Storchenscheren

Storchenscheren

- Kategorie : Sammler-Kurzwaren

Im Volksglauben ist der Storch der Bote, der die Kinder in die Welt bringt. Diese Legende soll um 1850 im Elsass entstanden sein. Storchenscheren findet man schon um 1800: Sie wurden als medizinisches Instrument von Hebammen verwendet, um die Nabelschnur der Neugeborenen abzuklemmen. Sie waren nicht spitz und wurden Nabelschnurklemmen genannt. Die Storchenform wurde als sehr ansprechend empfunden und setzte sich allmählich auch bei Scheren für Stick- und Handarbeiten durch, während die Storchenschere als Arbeitswerkzeug von Hebammen an Bedeutung verlor. In der Tat ist der Storch mit seinen langen Beinen und seinem langen geraden und spitzen Schnabel geradezu prädestiniert, Modell für eine Scherenform zu stehen. Heute sind Storchenscheren immer noch genauso beliebt wie zu Anfang des 20. Jahrhunderts. Es werden eher kleine Modelle produziert, große Storchenscheren sind viel seltener. Allerdings sollte man vorsichtig sein: Manche Produkte sind von besonders schlechter Qualität.
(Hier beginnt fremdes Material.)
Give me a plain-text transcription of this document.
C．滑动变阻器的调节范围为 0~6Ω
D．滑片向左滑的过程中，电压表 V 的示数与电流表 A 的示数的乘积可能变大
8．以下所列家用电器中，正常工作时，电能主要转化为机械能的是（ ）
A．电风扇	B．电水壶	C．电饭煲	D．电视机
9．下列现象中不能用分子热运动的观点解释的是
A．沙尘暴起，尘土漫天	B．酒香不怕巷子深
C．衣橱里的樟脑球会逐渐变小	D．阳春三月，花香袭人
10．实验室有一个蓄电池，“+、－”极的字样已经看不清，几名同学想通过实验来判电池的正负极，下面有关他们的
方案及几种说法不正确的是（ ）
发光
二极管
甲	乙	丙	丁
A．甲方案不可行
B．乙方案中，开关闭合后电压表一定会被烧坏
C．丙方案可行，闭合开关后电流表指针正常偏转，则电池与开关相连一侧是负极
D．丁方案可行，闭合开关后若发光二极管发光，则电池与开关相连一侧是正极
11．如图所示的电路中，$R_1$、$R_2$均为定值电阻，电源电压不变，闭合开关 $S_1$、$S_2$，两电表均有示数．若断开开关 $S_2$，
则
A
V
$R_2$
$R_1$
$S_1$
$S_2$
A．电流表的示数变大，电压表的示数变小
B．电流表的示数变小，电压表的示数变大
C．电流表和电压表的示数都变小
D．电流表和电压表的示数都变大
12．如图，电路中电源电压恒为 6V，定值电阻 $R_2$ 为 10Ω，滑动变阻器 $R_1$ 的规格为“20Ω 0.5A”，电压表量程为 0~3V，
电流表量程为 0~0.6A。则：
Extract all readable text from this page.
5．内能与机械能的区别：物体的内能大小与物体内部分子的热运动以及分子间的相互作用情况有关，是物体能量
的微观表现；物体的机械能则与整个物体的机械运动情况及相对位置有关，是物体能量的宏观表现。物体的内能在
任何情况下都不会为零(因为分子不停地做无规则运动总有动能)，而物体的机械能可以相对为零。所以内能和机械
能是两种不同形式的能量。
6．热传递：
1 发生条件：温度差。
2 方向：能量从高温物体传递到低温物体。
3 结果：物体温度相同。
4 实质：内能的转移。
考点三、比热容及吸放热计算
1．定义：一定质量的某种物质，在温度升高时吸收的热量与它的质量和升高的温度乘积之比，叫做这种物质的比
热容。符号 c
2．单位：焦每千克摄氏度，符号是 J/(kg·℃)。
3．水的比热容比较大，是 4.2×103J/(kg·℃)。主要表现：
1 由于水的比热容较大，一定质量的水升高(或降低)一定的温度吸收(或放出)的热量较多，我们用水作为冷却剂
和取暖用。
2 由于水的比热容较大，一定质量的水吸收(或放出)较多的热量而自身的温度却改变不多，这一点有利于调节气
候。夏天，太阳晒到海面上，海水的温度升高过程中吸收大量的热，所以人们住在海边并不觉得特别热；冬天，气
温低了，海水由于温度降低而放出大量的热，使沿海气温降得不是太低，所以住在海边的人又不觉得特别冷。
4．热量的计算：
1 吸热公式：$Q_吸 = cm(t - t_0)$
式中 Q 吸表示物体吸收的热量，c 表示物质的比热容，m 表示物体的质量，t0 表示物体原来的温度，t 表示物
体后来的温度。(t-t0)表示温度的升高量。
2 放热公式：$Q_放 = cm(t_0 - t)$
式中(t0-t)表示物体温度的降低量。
Collection ciseaux cigognes années 1950

Storchenscheren in verschiedenen Größen aus den 50er Jahren.

Links im Bild: zwei Modelle aus den 30er Jahren, besonders fein bearbeitet. Hier sollte auf den Unterschied beider Storchenformen gachtet werden. Die rechte Schere ist von hochwertigerer Qualität und wurde höchstwahrscheinlich in einer kleinen Manufaktur hergestellt.

Rechts im Bild: Alle Scheren in Vogelform haben nicht automatisch mit Handarbeiten zu tun. Hier ist das linke Exemplar eine Traubenschere! Die rechte Schere ist kleiner und als Stickschere ausgewiesen.Die Abbildungen stammen aus dem Katalog eines Messerschmieds namens Carnot, der in den Jahren um 1910 ein Geschäft in Besançon (Dpt. Doubs) betrieb. Die Modelle wurden als Storchenscheren beschrieben, dabei ähnelt die Form eher einer Taube als einem Storch.